Globally, infrastructure continues to require substantial updates. Experts predict over $100 trillion is needed to build new infrastructure and rebuild existing and aging infrastructure assets over the next several decades. This investment will largely take place in the private sector, but the speed and scale of investments can increase with favorable fiscal policy and governmental investment. For example, the Inflation Reduction Act incentivizes new renewable energy facilities through tax credits.
The Mainstay CBRE Global Listed Infrastructure Fund has about half of its assets dedicated to the theme of energy security and renewable energy, which is a key beneficiary of the Inflation Reduction Act.
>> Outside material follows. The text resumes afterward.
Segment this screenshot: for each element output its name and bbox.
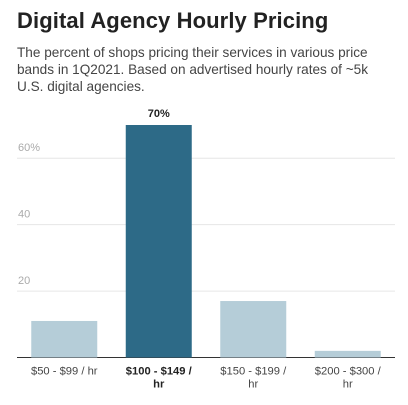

Cash flows of infrastructure companies may be driven by sources differentiated from a broad equity index, as infrastructure companies may have contracted cash flows that grow with inflation. Many infrastructure companies are regulated, which allows them to charge prices that allow for a specified return on capital invested. Infrastructure companies may have less exposure to a recessionary environment if the demand for secure energy and digital services continues to grow. Adding investments in infrastructure to a diversified portfolio has historically reduced cyclicality while enhancing portfolio income.